Good morning, I have a problem to prove the following theorem.
Theorem:Let $(X,d)$ a metric space and $A \subset X$.
$A$ is bounded if and only if $\operatorname{diam}(A)$ is finite.
Prove:
$->$ A is bounded, then exist $a \in X$ and $r>0$ such that $A\subset B(a,r)$
Then $d(a,x)<r \forall x\in A$
Then $d(x,y) : x,y \in A < d(x,a) + d(y,a) < r + r = 2r$
In consequence we have:
$d(x,y)\leq sup${$d(x,y):x,y \in A$}$<2r<$$\infty$.

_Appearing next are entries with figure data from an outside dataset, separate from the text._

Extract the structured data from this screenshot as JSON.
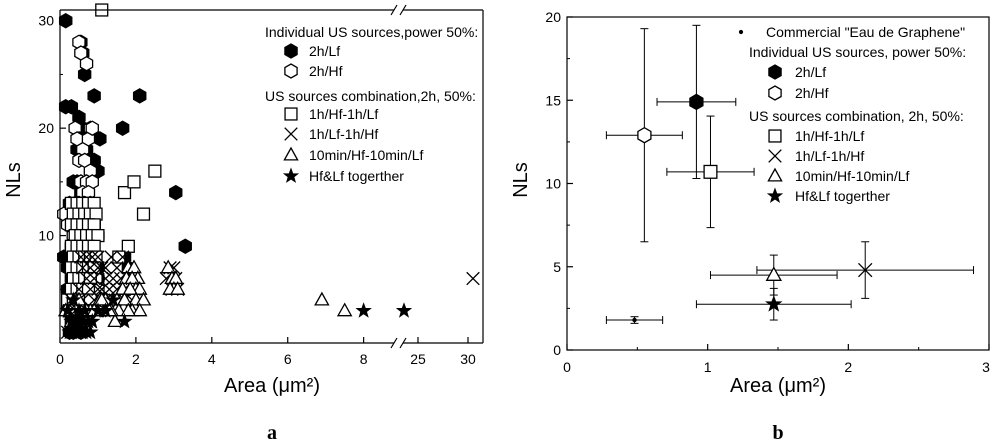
{
  "panels": {
    "a": "a",
    "b": "b"
  },
  "chart_data": [
    {
      "type": "scatter",
      "panel": "a",
      "xlabel": "Area (μm²)",
      "ylabel": "NLs",
      "xlim_left": [
        0,
        8.8
      ],
      "xlim_right": [
        23.5,
        31.5
      ],
      "axis_break_x": {
        "from": 8.8,
        "to": 23.5
      },
      "ylim": [
        0,
        31
      ],
      "x_ticks": [
        {
          "v": 0,
          "label": "0"
        },
        {
          "v": 2,
          "label": "2"
        },
        {
          "v": 4,
          "label": "4"
        },
        {
          "v": 6,
          "label": "6"
        },
        {
          "v": 8,
          "label": "8"
        },
        {
          "v": 25,
          "label": "25"
        },
        {
          "v": 30,
          "label": "30"
        }
      ],
      "y_ticks": [
        {
          "v": 10,
          "label": "10"
        },
        {
          "v": 20,
          "label": "20"
        },
        {
          "v": 30,
          "label": "30"
        }
      ],
      "legend_heading_1": "Individual US sources,power 50%:",
      "legend_heading_2": "US sources combination,2h, 50%:",
      "series": [
        {
          "name": "2h/Lf",
          "marker": "hexagon",
          "fill": "#000000",
          "x": [
            0.15,
            0.55,
            0.6,
            0.65,
            0.9,
            1.05,
            2.1,
            0.15,
            0.3,
            0.5,
            0.45,
            0.6,
            0.7,
            0.9,
            1.0,
            0.35,
            0.45,
            0.55,
            0.6,
            0.7,
            0.25,
            0.4,
            0.5,
            0.6,
            0.8,
            0.9,
            0.5,
            0.6,
            0.7,
            0.8,
            0.9,
            1.0,
            0.3,
            0.4,
            0.5,
            0.6,
            0.7,
            1.7,
            0.1,
            0.2,
            0.3,
            0.5,
            0.6,
            0.8,
            0.9,
            1.8,
            0.2,
            0.4,
            0.5,
            0.7,
            0.9,
            1.0,
            0.3,
            0.4,
            0.6,
            0.8,
            1.0,
            0.2,
            0.4,
            0.5,
            0.7,
            0.3,
            0.5,
            0.8,
            0.2,
            0.4,
            0.6,
            0.3,
            0.5,
            0.25,
            0.35,
            0.55,
            1.65,
            3.05,
            3.3
          ],
          "y": [
            30,
            28,
            27,
            25,
            23,
            19,
            23,
            22,
            22,
            21,
            18,
            20,
            18,
            17,
            16,
            15,
            15,
            14,
            14,
            13,
            13,
            13,
            12,
            12,
            12,
            11,
            11,
            11,
            10,
            10,
            10,
            10,
            9,
            9,
            9,
            9,
            8,
            8,
            8,
            8,
            8,
            8,
            8,
            8,
            8,
            7,
            7,
            7,
            7,
            7,
            7,
            7,
            6,
            6,
            6,
            6,
            6,
            5,
            5,
            5,
            5,
            4,
            4,
            4,
            3,
            3,
            3,
            2,
            2,
            1,
            1,
            1,
            20,
            14,
            9
          ]
        },
        {
          "name": "2h/Hf",
          "marker": "hexagon",
          "fill": "#ffffff",
          "x": [
            0.5,
            0.55,
            0.7,
            0.4,
            0.5,
            0.8,
            0.45,
            0.6,
            0.75,
            0.85,
            0.5,
            0.65,
            0.8,
            0.55,
            0.7,
            0.85,
            0.6,
            0.75,
            0.5,
            0.65,
            0.8,
            0.55,
            0.7,
            0.85,
            0.6,
            0.75,
            0.9,
            0.5,
            0.65,
            0.8,
            0.95,
            0.55,
            0.7,
            0.85,
            0.6,
            0.75,
            0.9,
            0.5,
            0.7,
            0.85,
            0.6,
            0.8,
            0.95,
            0.7,
            0.9,
            1.0,
            0.8,
            1.1,
            1.2,
            0.1,
            0.2,
            0.35,
            0.6,
            0.9
          ],
          "y": [
            28,
            27,
            26,
            20,
            19,
            20,
            19,
            18,
            19,
            20,
            17,
            17,
            16,
            15,
            15,
            15,
            14,
            14,
            13,
            13,
            13,
            12,
            12,
            12,
            11,
            11,
            11,
            10,
            10,
            10,
            10,
            9,
            9,
            9,
            8,
            8,
            8,
            7,
            7,
            7,
            6,
            6,
            6,
            5,
            5,
            5,
            4,
            4,
            4,
            12,
            11,
            10,
            9,
            8
          ]
        },
        {
          "name": "1h/Hf-1h/Lf",
          "marker": "square",
          "fill": "#ffffff",
          "x": [
            1.1,
            2.5,
            1.7,
            1.95,
            2.2,
            1.8,
            1.55,
            0.3,
            0.45,
            0.6,
            0.75,
            0.9,
            0.35,
            0.5,
            0.65,
            0.8,
            0.95,
            0.3,
            0.45,
            0.6,
            0.75,
            0.9,
            0.4,
            0.55,
            0.7,
            0.85,
            1.0,
            0.3,
            0.45,
            0.6,
            0.75,
            0.9,
            0.35,
            0.5,
            0.65,
            0.8,
            0.95,
            0.3,
            0.45,
            0.6,
            0.75,
            0.9,
            0.35,
            0.5,
            0.65,
            0.8,
            0.3,
            0.45,
            0.6,
            0.75,
            0.2,
            0.35,
            0.5,
            0.65,
            0.8,
            0.25,
            0.4,
            0.55,
            0.7
          ],
          "y": [
            31,
            16,
            14,
            15,
            12,
            9,
            8,
            13,
            13,
            13,
            13,
            13,
            12,
            12,
            12,
            12,
            12,
            11,
            11,
            11,
            11,
            11,
            10,
            10,
            10,
            10,
            10,
            9,
            9,
            9,
            9,
            9,
            8,
            8,
            8,
            8,
            8,
            7,
            7,
            7,
            7,
            7,
            6,
            6,
            6,
            6,
            5,
            5,
            5,
            5,
            4,
            4,
            4,
            4,
            4,
            3,
            3,
            3,
            3
          ]
        },
        {
          "name": "1h/Lf-1h/Hf",
          "marker": "x",
          "fill": "#000000",
          "x": [
            2.9,
            3.0,
            3.05,
            2.8,
            2.95,
            3.1,
            0.55,
            0.7,
            0.85,
            1.0,
            1.1,
            1.2,
            1.35,
            1.5,
            1.65,
            0.6,
            0.8,
            1.0,
            1.2,
            1.4,
            1.6,
            1.8,
            1.95,
            0.7,
            0.9,
            1.1,
            1.3,
            1.5,
            1.7,
            1.9,
            0.5,
            0.8,
            1.0,
            1.2,
            1.45,
            1.7,
            0.6,
            0.9,
            1.1,
            1.3,
            0.3,
            0.5,
            0.7,
            0.9,
            1.05,
            0.25,
            0.4,
            0.6,
            0.8,
            0.3,
            0.5,
            0.2,
            0.4,
            30.5
          ],
          "y": [
            7,
            7,
            6,
            6,
            5,
            5,
            8,
            8,
            8,
            8,
            7,
            7,
            8,
            7,
            8,
            7,
            7,
            7,
            6,
            6,
            6,
            6,
            5,
            6,
            6,
            5,
            5,
            5,
            5,
            4,
            5,
            5,
            5,
            4,
            4,
            4,
            4,
            4,
            4,
            3,
            4,
            4,
            3,
            3,
            3,
            3,
            3,
            3,
            2,
            2,
            2,
            1,
            1,
            6
          ]
        },
        {
          "name": "10min/Hf-10min/Lf",
          "marker": "triangle",
          "fill": "#ffffff",
          "x": [
            2.85,
            2.95,
            3.05,
            3.0,
            2.9,
            3.1,
            1.8,
            1.95,
            2.05,
            1.75,
            1.9,
            2.0,
            2.1,
            1.65,
            1.85,
            2.0,
            2.2,
            1.5,
            1.7,
            1.9,
            2.1,
            1.3,
            1.55,
            1.8,
            1.2,
            1.45,
            1.05,
            1.35,
            0.8,
            1.1,
            1.3,
            0.5,
            0.7,
            0.9,
            0.4,
            0.6,
            0.15,
            0.3,
            0.5,
            6.9,
            7.5
          ],
          "y": [
            7,
            6,
            6,
            5,
            5,
            5,
            7,
            7,
            6,
            6,
            6,
            5,
            5,
            5,
            5,
            4,
            4,
            4,
            4,
            3,
            3,
            3,
            3,
            3,
            4,
            2,
            4,
            3,
            3,
            4,
            3,
            4,
            3,
            3,
            2,
            2,
            3,
            2,
            2,
            4,
            3
          ]
        },
        {
          "name": "Hf&Lf togerther",
          "marker": "star",
          "fill": "#000000",
          "x": [
            0.2,
            0.3,
            0.4,
            0.5,
            0.6,
            0.3,
            0.45,
            0.55,
            0.7,
            0.85,
            1.0,
            1.2,
            1.4,
            1.7,
            0.25,
            0.4,
            0.6,
            0.8,
            0.35,
            0.5,
            0.65,
            0.75,
            8.0,
            23.6
          ],
          "y": [
            3,
            2,
            2,
            2,
            2,
            1,
            1,
            1,
            1,
            2,
            3,
            3,
            4,
            2,
            1,
            1,
            1,
            1,
            4,
            3,
            3,
            2,
            3,
            3
          ]
        }
      ]
    },
    {
      "type": "scatter",
      "panel": "b",
      "xlabel": "Area (μm²)",
      "ylabel": "NLs",
      "xlim": [
        0,
        3
      ],
      "ylim": [
        0,
        20
      ],
      "x_ticks": [
        {
          "v": 0,
          "label": "0"
        },
        {
          "v": 1,
          "label": "1"
        },
        {
          "v": 2,
          "label": "2"
        },
        {
          "v": 3,
          "label": "3"
        }
      ],
      "y_ticks": [
        {
          "v": 0,
          "label": "0"
        },
        {
          "v": 5,
          "label": "5"
        },
        {
          "v": 10,
          "label": "10"
        },
        {
          "v": 15,
          "label": "15"
        },
        {
          "v": 20,
          "label": "20"
        }
      ],
      "legend_heading_1": "Individual US sources, power 50%:",
      "legend_heading_2": "US sources combination, 2h, 50%:",
      "series": [
        {
          "name": "Commercial \"Eau de Graphene\"",
          "marker": "dot",
          "fill": "#000000",
          "x": 0.48,
          "y": 1.8,
          "xerr": 0.2,
          "yerr": 0.2
        },
        {
          "name": "2h/Lf",
          "marker": "hexagon",
          "fill": "#000000",
          "x": 0.92,
          "y": 14.9,
          "xerr": 0.28,
          "yerr": 4.6
        },
        {
          "name": "2h/Hf",
          "marker": "hexagon",
          "fill": "#ffffff",
          "x": 0.55,
          "y": 12.9,
          "xerr": 0.27,
          "yerr": 6.4
        },
        {
          "name": "1h/Hf-1h/Lf",
          "marker": "square",
          "fill": "#ffffff",
          "x": 1.02,
          "y": 10.7,
          "xerr": 0.31,
          "yerr": 3.35
        },
        {
          "name": "1h/Lf-1h/Hf",
          "marker": "x",
          "fill": "#000000",
          "x": 2.12,
          "y": 4.8,
          "xerr": 0.77,
          "yerr": 1.7
        },
        {
          "name": "10min/Hf-10min/Lf",
          "marker": "triangle",
          "fill": "#ffffff",
          "x": 1.47,
          "y": 4.5,
          "xerr": 0.45,
          "yerr": 1.2
        },
        {
          "name": "Hf&Lf togerther",
          "marker": "star",
          "fill": "#000000",
          "x": 1.47,
          "y": 2.75,
          "xerr": 0.55,
          "yerr": 0.95
        }
      ]
    }
  ]
}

In other words: $\operatorname{diam}$ is finite.
I have problem with the other implication.
If $\operatorname{diam}(A)$ is finite, then $A$ is bounded.
I think this:
Suppose $A$ is not bounded.
Then $\forall a \in X$ and $r>0$ don't happen the following: $A \subset B(a,r)$
Then $d(x,a)>r \forall x \in A$
In this step i'm stuck. Can someone help me?
Best Answer
Just do a direct proof:
Let $\operatorname{diam}(A)$ be finite, and define $R = \operatorname{diam}(A)+1 > 0$. Pick $a \in A$.
Then take any $x \in A$, then $d(x,a) \le \operatorname{diam}(A) < R$ (as $x,a \in A$ they are bounded by the $\sup$ of all distances between points of $A$, i.e. $\operatorname{diam}(A)$). This shows that $A \subseteq B(a,R)$ so $A$ is bounded.